The baron took up a second fork and began haying the stalls on the opposite side of the aisle. Horses stirred, nickered, and then tucked into their fodder.

“Once long ago,” the baron said, “in a land not far enough away, with which we were at war, Beltram’s silence saved my life. I promised him any favor he cared to name and only later realized my silence had also saved his life.”

“So he took advantage of an innocent maid, and now he’s taking advantage of you,” Liam said. “And you wonder why the common folk think the Quality are daft. You’re not a thief, my lord.”

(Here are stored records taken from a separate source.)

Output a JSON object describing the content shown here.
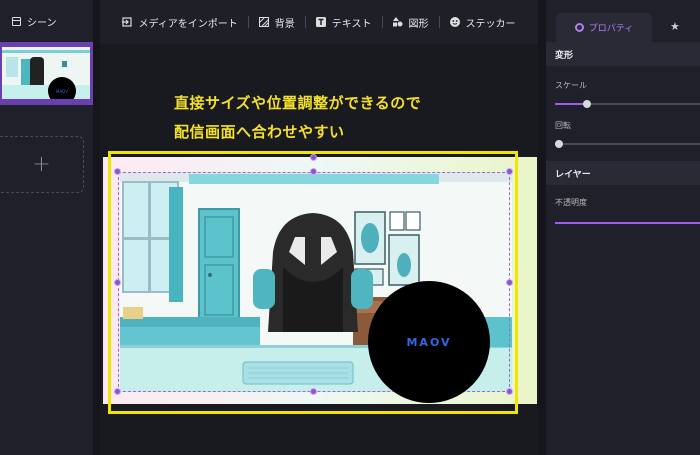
{
  "left_panel": {
    "title": "シーン",
    "add_label": "+"
  },
  "toolbar": {
    "items": [
      {
        "label": "メディアをインポート",
        "icon": "import-icon"
      },
      {
        "label": "背景",
        "icon": "background-icon"
      },
      {
        "label": "テキスト",
        "icon": "text-icon"
      },
      {
        "label": "図形",
        "icon": "shapes-icon"
      },
      {
        "label": "ステッカー",
        "icon": "sticker-icon"
      }
    ]
  },
  "canvas": {
    "caption_line1": "直接サイズや位置調整ができるので",
    "caption_line2": "配信画面へ合わせやすい",
    "logo_text": "MAOV",
    "caption_color": "#f2e02a",
    "frame_color": "#f2e500"
  },
  "right_panel": {
    "tab_properties": "プロパティ",
    "tab_second_icon": "star-icon",
    "section_transform": "変形",
    "scale_label": "スケール",
    "scale_value": 0.22,
    "rotation_label": "回転",
    "rotation_value": 0.03,
    "section_layer": "レイヤー",
    "opacity_label": "不透明度",
    "opacity_value": 1.0,
    "accent_color": "#b07ef0"
  }
}
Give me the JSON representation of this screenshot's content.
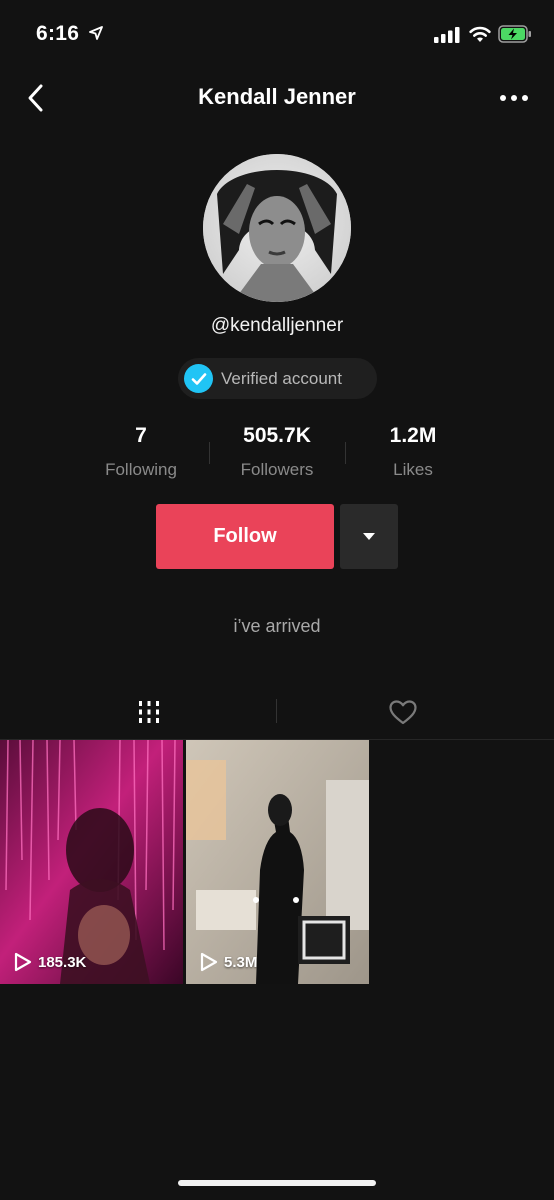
{
  "status_bar": {
    "time": "6:16",
    "battery_color": "#4cd964"
  },
  "header": {
    "title": "Kendall Jenner"
  },
  "profile": {
    "username": "@kendalljenner",
    "verified_label": "Verified account",
    "bio": "i’ve arrived"
  },
  "stats": [
    {
      "value": "7",
      "label": "Following"
    },
    {
      "value": "505.7K",
      "label": "Followers"
    },
    {
      "value": "1.2M",
      "label": "Likes"
    }
  ],
  "actions": {
    "follow_label": "Follow"
  },
  "tabs": {
    "active": "videos-grid",
    "icons": [
      "grid-icon",
      "heart-icon"
    ]
  },
  "videos": [
    {
      "views": "185.3K"
    },
    {
      "views": "5.3M"
    }
  ],
  "colors": {
    "background": "#121212",
    "follow": "#ea4359",
    "verified": "#20c4f5"
  }
}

The baron threw hay with the skill of one who’d made his living in a stable once upon a time.

“Unless you’ve been poor as dirt and twice as hopeless,” he said, hanging the fork on a pair of nails when the row was complete, “you don’t know how an unfulfilled obligation can weigh on your sense of freedom. Every time I crossed paths with Beltram, I knew, and he knew, that I’d put myself in his debt. I cannot abide being in his debt, cannot abide the thought that ten years hence, he’ll ask something of me—something worse than a little larceny—and I’ll be bound by honor to agree to it. I gave the man my word.”

“Honor, is it? To steal from a woman who’s already been wronged?” MacFergus would have a few things to say about that brand of honor, and as usual, this plan gone awry had been his idea.

“I’ve considered stealing from her, then stealing the book back from Beltram so I can replace it among the lady’s belongings.”

“Clever,” Liam said, wondering what Mary would make of all this nonsense. “Or you might tell Beltram you simply couldn’t find the thing. I daresay lying to his lordship won’t meet with your lofty idea of honor either.”